A estagnação econômica é também conhecida por histerese, que vem da física e se refere à resiliência de um sistema em conservar sua propriedade mesmo na ausência do estímulo que o gerou. Na economia, isso acontece por vários mecanismos como, por exemplo, a curva de salário, dinâmica e mecânica de trabalho.

A questão é muito mais densa, uma vez que as consequências do elevado desemprego por longo período de tempo afetam não só o poder de compra de uma população. A força de trabalho quando paralisada por muito tempo começa a perder qualidade, pois o indivíduo ocioso tende a dissipar parte de sua capacidade laborativa. Essa míngua do conhecimento técnico, das habilidades e competências dos recursos humanos de uma população prejudica de forma substancial o mecanismo de retomada do desenvolvimento socioeconômico de um país.

Trata-se de uma crise sem crise. Não há desajuste cambial, hiperinflação, juros siderais ou quebras de safra. Mas a economia anda mal, adoecida e sofre as consequências das medidas de isolamento social impostas pelo governo para evitar o contágio pela Covid-19.

A chave para a solução dessa questão é a terceirização de serviços, pois oportuniza a empregabilidade e traz vantagens às empresas ao reduzir custos e garantir a qualidade produtiva através de mão de obra qualificada. Assim, essa modalidade atende de forma ampla e benéfica tanto o mercado de trabalho como a economia de maneira geral, pois permite que a sociedade se mantenha produtiva, evitando o perecimento do capital humano.

Com o advento da Lei 13.429/2017, a terceirização tornou-se aplicável às empresas que desempenham qualquer atividade e está sendo adotada por muitos gestores, não somente para reduzir gastos, mas também como estratégia para otimizar e aprimorar os processos produtivos, tornando-os mais eficientes.

As empresas tomadoras de serviço são responsáveis subsidiárias quanto às obrigações inerentes ao contrato de trabalho e devem ficar ainda mais alertas. As medidas adotadas pelo governo para conter a onda de contágio de coronavírus tiraram de circulação milhões de reais, fazendo com que muitas dessas empresas encerrassem suas atividades.

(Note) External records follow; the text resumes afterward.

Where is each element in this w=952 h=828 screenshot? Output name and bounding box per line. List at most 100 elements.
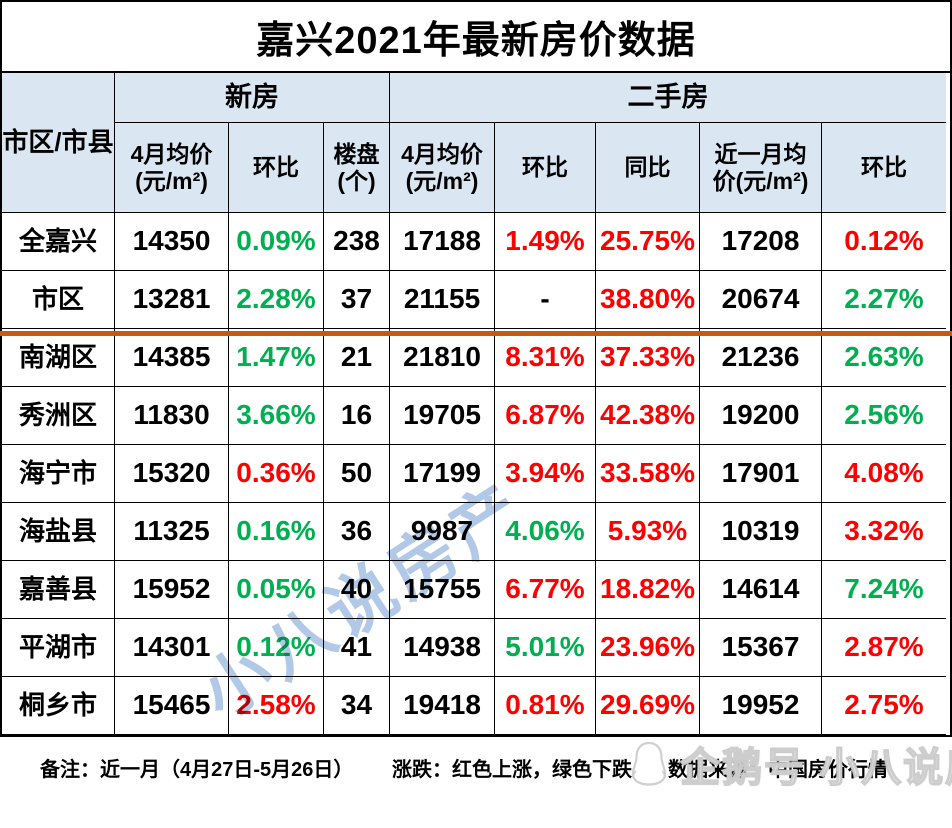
project-count: 41 [324, 619, 390, 677]
last-month-mom-change: 2.87% [822, 619, 946, 677]
corner-header: 市区/市县 [2, 73, 115, 213]
new-mom-change: 0.05% [229, 561, 324, 619]
project-count: 16 [324, 387, 390, 445]
last-month-avg-price: 21236 [700, 329, 822, 387]
col-header-used-yoy: 同比 [596, 123, 700, 213]
new-mom-change: 0.09% [229, 213, 324, 271]
last-month-mom-change: 7.24% [822, 561, 946, 619]
used-avg-price: 19418 [390, 677, 495, 735]
used-avg-price: 14938 [390, 619, 495, 677]
last-month-avg-price: 14614 [700, 561, 822, 619]
used-mom-change: 1.49% [495, 213, 596, 271]
used-yoy-change: 5.93% [596, 503, 700, 561]
new-avg-price: 14350 [115, 213, 229, 271]
used-avg-price: 15755 [390, 561, 495, 619]
col-header-last-month-avg: 近一月均 价(元/m²) [700, 123, 822, 213]
new-avg-price: 15952 [115, 561, 229, 619]
used-avg-price: 17199 [390, 445, 495, 503]
last-month-mom-change: 2.56% [822, 387, 946, 445]
page-title: 嘉兴2021年最新房价数据 [256, 20, 696, 62]
project-count: 50 [324, 445, 390, 503]
project-count: 36 [324, 503, 390, 561]
new-avg-price: 15320 [115, 445, 229, 503]
region-name: 平湖市 [2, 619, 115, 677]
new-mom-change: 2.58% [229, 677, 324, 735]
last-month-avg-price: 10319 [700, 503, 822, 561]
used-avg-price: 19705 [390, 387, 495, 445]
last-month-mom-change: 4.08% [822, 445, 946, 503]
last-month-mom-change: 2.27% [822, 271, 946, 329]
last-month-avg-price: 17901 [700, 445, 822, 503]
used-yoy-change: 18.82% [596, 561, 700, 619]
used-avg-price: 21155 [390, 271, 495, 329]
used-yoy-change: 37.33% [596, 329, 700, 387]
project-count: 40 [324, 561, 390, 619]
used-mom-change: 6.87% [495, 387, 596, 445]
project-count: 37 [324, 271, 390, 329]
used-mom-change: 3.94% [495, 445, 596, 503]
new-mom-change: 2.28% [229, 271, 324, 329]
region-name: 全嘉兴 [2, 213, 115, 271]
used-yoy-change: 23.96% [596, 619, 700, 677]
region-name: 市区 [2, 271, 115, 329]
price-table-box: 嘉兴2021年最新房价数据 市区/市县 新房 二手房 4月均价 (元/m²) 环… [0, 0, 952, 737]
region-name: 南湖区 [2, 329, 115, 387]
last-month-avg-price: 19200 [700, 387, 822, 445]
new-avg-price: 13281 [115, 271, 229, 329]
col-header-new-mom: 环比 [229, 123, 324, 213]
used-avg-price: 17188 [390, 213, 495, 271]
used-mom-change: 8.31% [495, 329, 596, 387]
last-month-mom-change: 2.63% [822, 329, 946, 387]
infographic-page: 嘉兴2021年最新房价数据 市区/市县 新房 二手房 4月均价 (元/m²) 环… [0, 0, 952, 791]
new-mom-change: 0.36% [229, 445, 324, 503]
used-yoy-change: 25.75% [596, 213, 700, 271]
new-avg-price: 15465 [115, 677, 229, 735]
group-header-new-house: 新房 [115, 73, 390, 123]
used-mom-change: 0.81% [495, 677, 596, 735]
last-month-mom-change: 3.32% [822, 503, 946, 561]
region-name: 海宁市 [2, 445, 115, 503]
region-name: 海盐县 [2, 503, 115, 561]
project-count: 34 [324, 677, 390, 735]
used-avg-price: 9987 [390, 503, 495, 561]
used-yoy-change: 29.69% [596, 677, 700, 735]
footer-data-source: 数据来源：中国房价行情 [668, 759, 888, 781]
title-bar: 嘉兴2021年最新房价数据 [2, 2, 950, 73]
region-name: 嘉善县 [2, 561, 115, 619]
region-name: 秀洲区 [2, 387, 115, 445]
price-table: 市区/市县 新房 二手房 4月均价 (元/m²) 环比 楼盘 (个) 4月均价 … [2, 73, 946, 735]
new-mom-change: 1.47% [229, 329, 324, 387]
last-month-avg-price: 17208 [700, 213, 822, 271]
last-month-avg-price: 20674 [700, 271, 822, 329]
new-avg-price: 11325 [115, 503, 229, 561]
col-header-used-mom: 环比 [495, 123, 596, 213]
footer-color-legend: 涨跌：红色上涨，绿色下跌 [392, 759, 632, 781]
last-month-mom-change: 2.75% [822, 677, 946, 735]
new-mom-change: 0.16% [229, 503, 324, 561]
new-avg-price: 11830 [115, 387, 229, 445]
used-yoy-change: 33.58% [596, 445, 700, 503]
new-mom-change: 3.66% [229, 387, 324, 445]
used-mom-change: 6.77% [495, 561, 596, 619]
used-mom-change: 5.01% [495, 619, 596, 677]
used-yoy-change: 38.80% [596, 271, 700, 329]
region-name: 桐乡市 [2, 677, 115, 735]
col-header-last-month-mom: 环比 [822, 123, 946, 213]
group-header-second-hand: 二手房 [390, 73, 946, 123]
used-mom-change: 4.06% [495, 503, 596, 561]
col-header-used-avg-price: 4月均价 (元/m²) [390, 123, 495, 213]
project-count: 21 [324, 329, 390, 387]
used-mom-change: - [495, 271, 596, 329]
col-header-new-avg-price: 4月均价 (元/m²) [115, 123, 229, 213]
new-avg-price: 14385 [115, 329, 229, 387]
last-month-avg-price: 19952 [700, 677, 822, 735]
project-count: 238 [324, 213, 390, 271]
used-yoy-change: 42.38% [596, 387, 700, 445]
last-month-avg-price: 15367 [700, 619, 822, 677]
used-avg-price: 21810 [390, 329, 495, 387]
footer-note: 备注：近一月（4月27日-5月26日） [40, 759, 354, 781]
new-avg-price: 14301 [115, 619, 229, 677]
col-header-project-count: 楼盘 (个) [324, 123, 390, 213]
last-month-mom-change: 0.12% [822, 213, 946, 271]
new-mom-change: 0.12% [229, 619, 324, 677]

Vale assinalar que, segundo pesquisa da Boa Visa SCPC, os pedidos de falência avançaram 34,2% nos primeiros seis meses de 2020 em relação ao mesmo período de 2019. Além disso, os pedidos de recuperação judicial cresceram 32,8% e as recuperações judiciais deferidas, 45,3%.

Entretanto, uma eficiente gestão de terceiros permite afastar os riscos inerentes à terceirização de mão de obra. Assim, é possível controlar todas as etapas da transação, desde a seleção da prestadora de serviço até o monitoramento regular do cumprimento das obrigações trabalhistas, previdenciárias e normas reguladoras de saúde e segurança do trabalho.

Esse cuidado é essencial, pois se a tomadora de serviço for incluída no polo passivo das demandas trabalhistas, junto com o empregador direto que esteja em recuperação judicial e frustrada a execução em razão de sua insolvência, a obrigação recairá sobre a empresa à qual o reclamante prestou serviço restrito a este período.

Importa esclarecer que o Tribunal Superior do Trabalho entende não haver previsão em lei que condicione a execução do responsável subsidiário ao esgotamento das tentativas de dirigir a execução aos sócios da prestadora de serviços, inteligência consolidada através da Súmula 331, VI.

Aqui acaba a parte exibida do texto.